By the 1830s, the pastoral industry had already expanded to Van Diemen's Land (renamed Tasmania in 1853) and was just beginning to reach Portland and Port Phillip, in present-day Victoria. In 1840, 5657 tonnes of wool was exported to Britain from the colony. Imports of sheep also continued to grow, with 20 000 sheep imported into New South Wales in the same year. The Saxon and Vermont Merinos, and the English and Border Leicester, were just some breeds of sheep being imported during the mid-19th century. These sheep were often cross-bred with other breeds to produce different strains (a variety of domestic animal).

Facing challenges

While the production of wool in Australia continues to be a success story, it has not been without problems. Since settlement, pastoralists have had to fight for the survival of their flocks and, consequently, a steady profit.

During the 1850s, the gold rushes in New South Wales and Victoria caused workers to leave their jobs in pursuit of their fortune on the goldfields. During the same decade, the number of sheep in Australia increased by a further 25 percent, to reach a total of 20.1 million. Without shepherds to prevent their sheep from wandering off, sheep farmers were forced to enclose their properties with large fences. Between 1850 and 1890, two million miles of fences were erected in New South Wales. While gold surpassed wool as Australia's primary export during the great gold rush period, by the 1870s, many workers had returned to their jobs and wool had resumed its place ahead of gold.

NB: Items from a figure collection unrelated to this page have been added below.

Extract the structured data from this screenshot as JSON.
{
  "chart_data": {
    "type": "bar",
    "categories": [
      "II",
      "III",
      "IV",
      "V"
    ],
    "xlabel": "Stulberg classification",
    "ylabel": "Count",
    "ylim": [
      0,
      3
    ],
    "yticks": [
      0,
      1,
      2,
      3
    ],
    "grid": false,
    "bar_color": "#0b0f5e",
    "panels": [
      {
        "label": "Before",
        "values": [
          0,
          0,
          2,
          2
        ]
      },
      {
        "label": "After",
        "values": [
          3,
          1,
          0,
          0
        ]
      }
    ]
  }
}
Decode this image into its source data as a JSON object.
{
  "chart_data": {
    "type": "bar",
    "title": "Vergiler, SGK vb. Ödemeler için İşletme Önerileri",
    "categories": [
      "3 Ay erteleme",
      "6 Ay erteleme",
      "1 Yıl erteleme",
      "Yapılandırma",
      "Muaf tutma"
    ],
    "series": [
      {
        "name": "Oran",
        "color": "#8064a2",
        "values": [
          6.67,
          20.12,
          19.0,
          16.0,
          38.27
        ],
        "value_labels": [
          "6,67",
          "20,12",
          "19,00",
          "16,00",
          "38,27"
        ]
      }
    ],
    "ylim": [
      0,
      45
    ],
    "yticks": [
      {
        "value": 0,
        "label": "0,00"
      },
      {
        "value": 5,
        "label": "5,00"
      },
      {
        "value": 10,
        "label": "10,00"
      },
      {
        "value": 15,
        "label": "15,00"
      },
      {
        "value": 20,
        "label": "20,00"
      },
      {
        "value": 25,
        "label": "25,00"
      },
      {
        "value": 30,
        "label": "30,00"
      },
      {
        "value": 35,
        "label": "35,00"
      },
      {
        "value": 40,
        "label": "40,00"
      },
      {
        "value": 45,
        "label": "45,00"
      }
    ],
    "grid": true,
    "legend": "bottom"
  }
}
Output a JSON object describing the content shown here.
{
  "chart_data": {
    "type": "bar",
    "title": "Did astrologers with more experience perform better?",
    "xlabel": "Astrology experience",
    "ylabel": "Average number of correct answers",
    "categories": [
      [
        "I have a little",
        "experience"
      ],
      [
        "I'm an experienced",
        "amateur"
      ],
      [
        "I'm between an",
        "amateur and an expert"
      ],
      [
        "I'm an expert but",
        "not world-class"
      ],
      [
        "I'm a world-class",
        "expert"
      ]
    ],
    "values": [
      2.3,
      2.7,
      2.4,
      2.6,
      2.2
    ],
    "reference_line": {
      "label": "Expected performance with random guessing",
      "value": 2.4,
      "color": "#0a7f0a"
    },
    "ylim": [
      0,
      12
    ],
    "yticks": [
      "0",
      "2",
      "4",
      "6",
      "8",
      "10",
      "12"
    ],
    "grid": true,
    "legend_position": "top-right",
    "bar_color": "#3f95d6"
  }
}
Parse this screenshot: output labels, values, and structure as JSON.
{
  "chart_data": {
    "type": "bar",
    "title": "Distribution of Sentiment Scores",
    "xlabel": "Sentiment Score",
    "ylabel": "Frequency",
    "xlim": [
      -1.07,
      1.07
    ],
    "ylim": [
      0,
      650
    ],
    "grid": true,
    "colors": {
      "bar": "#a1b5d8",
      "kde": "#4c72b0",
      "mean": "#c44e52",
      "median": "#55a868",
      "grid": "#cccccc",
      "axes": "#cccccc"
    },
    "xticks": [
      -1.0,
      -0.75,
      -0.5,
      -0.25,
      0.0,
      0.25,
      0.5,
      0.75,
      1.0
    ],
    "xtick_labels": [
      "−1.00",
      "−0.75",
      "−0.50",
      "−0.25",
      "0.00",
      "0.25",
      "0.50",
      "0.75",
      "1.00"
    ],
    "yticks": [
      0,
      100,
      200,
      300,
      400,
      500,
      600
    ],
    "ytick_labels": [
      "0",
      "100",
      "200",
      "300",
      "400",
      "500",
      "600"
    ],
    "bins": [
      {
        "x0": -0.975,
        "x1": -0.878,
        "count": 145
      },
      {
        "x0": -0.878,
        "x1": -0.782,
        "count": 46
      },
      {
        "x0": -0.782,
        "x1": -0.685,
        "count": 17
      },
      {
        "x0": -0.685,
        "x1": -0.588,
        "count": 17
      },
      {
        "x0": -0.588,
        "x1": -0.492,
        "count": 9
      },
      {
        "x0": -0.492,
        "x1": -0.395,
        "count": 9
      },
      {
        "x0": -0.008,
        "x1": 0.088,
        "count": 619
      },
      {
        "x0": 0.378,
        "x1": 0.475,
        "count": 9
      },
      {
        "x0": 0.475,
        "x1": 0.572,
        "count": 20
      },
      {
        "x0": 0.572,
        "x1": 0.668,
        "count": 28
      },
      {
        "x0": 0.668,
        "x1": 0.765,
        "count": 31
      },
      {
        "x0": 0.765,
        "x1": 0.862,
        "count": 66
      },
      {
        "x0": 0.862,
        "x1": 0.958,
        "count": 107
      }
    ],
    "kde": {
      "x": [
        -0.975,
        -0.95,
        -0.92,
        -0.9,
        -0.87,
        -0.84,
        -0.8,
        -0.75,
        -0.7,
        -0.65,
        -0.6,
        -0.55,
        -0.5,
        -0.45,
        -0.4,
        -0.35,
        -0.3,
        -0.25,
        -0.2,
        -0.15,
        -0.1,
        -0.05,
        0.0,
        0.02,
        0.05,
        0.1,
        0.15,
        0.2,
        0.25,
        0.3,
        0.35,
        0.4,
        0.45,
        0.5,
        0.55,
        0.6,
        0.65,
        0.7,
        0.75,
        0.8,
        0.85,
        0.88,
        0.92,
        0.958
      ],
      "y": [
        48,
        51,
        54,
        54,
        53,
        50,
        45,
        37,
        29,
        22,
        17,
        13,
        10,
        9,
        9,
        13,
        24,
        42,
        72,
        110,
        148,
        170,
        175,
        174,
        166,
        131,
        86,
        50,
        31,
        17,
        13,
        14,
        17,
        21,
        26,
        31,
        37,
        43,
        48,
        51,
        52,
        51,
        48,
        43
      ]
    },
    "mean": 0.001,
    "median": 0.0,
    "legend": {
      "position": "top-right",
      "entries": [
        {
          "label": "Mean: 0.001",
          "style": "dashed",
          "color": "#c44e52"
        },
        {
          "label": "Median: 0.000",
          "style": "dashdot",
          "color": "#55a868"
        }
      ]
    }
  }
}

The wool industry has also been affected by disease, including flystrike (causes shedding and poor wool growth), and natural disasters, such as floods and bushfires. Throughout history, droughts have been responsible for widespread depressions in the pastoral industry. The 1895-1903 drought halved the sheep population in the colonies. Only eight years later, drought struck the country again, resulting in the loss of 19 million sheep. During the last few years of World War II (1939 to1945), 30 million sheep were lost. The last two years of the 1963-1968 drought resulted in the loss of yet another 20 million sheep in Australia. Australia is thought to have had a population of almost 200 million sheep at stages throughout the 20th century. Drought, among other things, has caused that number to drop to its current estimate of 114 million. Despite Australia not having the largest sheep population in the world (second to China), the nation is the world's largest producer of wool. Australia exports to 52 countries around the world. In the 2004-2005 period Australia's wool exports totalled $2.5 billion.